Ralph H. Durst (March 28, 1865 – May 4, 1938) was a leading grower of hops in the Central Valley of California. The Durst Ranch, located on 640 acres (260 ha) outside the town of Wheatland in Yuba County, California, was the largest single employer of agricultural labor in the state, requiring each summer the hiring of hundreds of seasonal workers to help bring in the harvest. The farm also dried and packaged the picked hops on site, before transporting them by train to San Francisco for export to England.

In the summer of 1913 Durst advertised for temporary harvest workers as he had always done, promising ample work at high rates of pay. In one flier soliciting laborers, the Durst Ranch promised a job to every white hops picker who arrived on his farm by August 5.

In this year, however, the number of willing workers far outstripped demand, with some 2800 men, women, and children flocking to the Durst Ranch to work as pickers in the fields. Jobs actually existed for only about 1500 workers daily, and pay rates were consequently slashed.

In addition to the lack of employment for many of those arriving at the Durst Ranch, living conditions for the temporary field hands were particularly abysmal. Workers lived in tents in the hot summer sun on a barren hillside, paying Durst 75 cents per week for the privilege as a rental fee. More workers were on hand than could be accommodated in these tents, however, forcing some to make do in the elements under crude structures constructed from poles and burlap sacks.

Toilet facilities were grossly insufficient for such a large workforce. They were often extremely filthy, overflowing with human waste and covered with flies. Drinking water was a mile from the fields and Durst refused to supply any to the pickers under his employ, instead allowing his cousin to operate a commercial lemonade wagon. Furthermore, the lemonade was an inferior synthetic brew, sold for five cents a glass.

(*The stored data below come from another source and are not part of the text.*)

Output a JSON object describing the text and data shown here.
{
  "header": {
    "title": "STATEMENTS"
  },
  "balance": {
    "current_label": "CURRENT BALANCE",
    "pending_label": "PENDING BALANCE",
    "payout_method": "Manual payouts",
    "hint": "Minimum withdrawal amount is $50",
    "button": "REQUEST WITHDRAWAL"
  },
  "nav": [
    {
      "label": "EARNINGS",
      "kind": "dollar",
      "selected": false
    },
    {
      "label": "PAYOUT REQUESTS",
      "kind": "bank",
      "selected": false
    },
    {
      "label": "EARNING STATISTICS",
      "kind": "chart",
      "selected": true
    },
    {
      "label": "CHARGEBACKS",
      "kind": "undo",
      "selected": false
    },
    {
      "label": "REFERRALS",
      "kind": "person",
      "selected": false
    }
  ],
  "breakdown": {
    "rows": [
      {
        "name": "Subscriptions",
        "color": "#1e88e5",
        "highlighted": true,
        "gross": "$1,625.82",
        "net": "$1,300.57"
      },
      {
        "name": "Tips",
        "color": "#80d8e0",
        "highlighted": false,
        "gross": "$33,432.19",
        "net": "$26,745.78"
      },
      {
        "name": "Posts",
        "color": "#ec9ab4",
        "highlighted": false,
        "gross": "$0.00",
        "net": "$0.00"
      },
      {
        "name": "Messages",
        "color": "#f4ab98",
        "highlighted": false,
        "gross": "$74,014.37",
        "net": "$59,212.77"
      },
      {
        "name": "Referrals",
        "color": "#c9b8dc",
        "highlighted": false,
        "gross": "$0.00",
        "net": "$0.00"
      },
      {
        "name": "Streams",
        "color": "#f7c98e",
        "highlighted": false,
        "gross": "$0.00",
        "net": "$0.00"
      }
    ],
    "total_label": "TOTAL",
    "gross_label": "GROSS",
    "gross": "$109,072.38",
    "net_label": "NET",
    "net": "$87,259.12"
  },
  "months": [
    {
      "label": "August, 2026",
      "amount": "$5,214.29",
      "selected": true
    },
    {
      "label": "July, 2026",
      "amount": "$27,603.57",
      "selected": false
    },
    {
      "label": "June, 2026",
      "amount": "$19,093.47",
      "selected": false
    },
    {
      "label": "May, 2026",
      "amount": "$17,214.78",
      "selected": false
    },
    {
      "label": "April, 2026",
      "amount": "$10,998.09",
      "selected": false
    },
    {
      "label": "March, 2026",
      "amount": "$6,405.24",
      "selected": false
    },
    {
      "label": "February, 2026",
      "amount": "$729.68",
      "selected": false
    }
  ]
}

Wages were to be paid based on the weight of hops picked, with pickers promised a pay rate of $1 per 100 pounds harvested. This rate was deceptive in that the picked hops were heavily cleaned before final weighing, with no pickers allowed to be present to verify the work of the cleaning crew. Workers generally received less than $1.50 per day for twelve hours of toil under a summer sun that could reach 110 F. Workers on other farms in the area typically netted twice as much.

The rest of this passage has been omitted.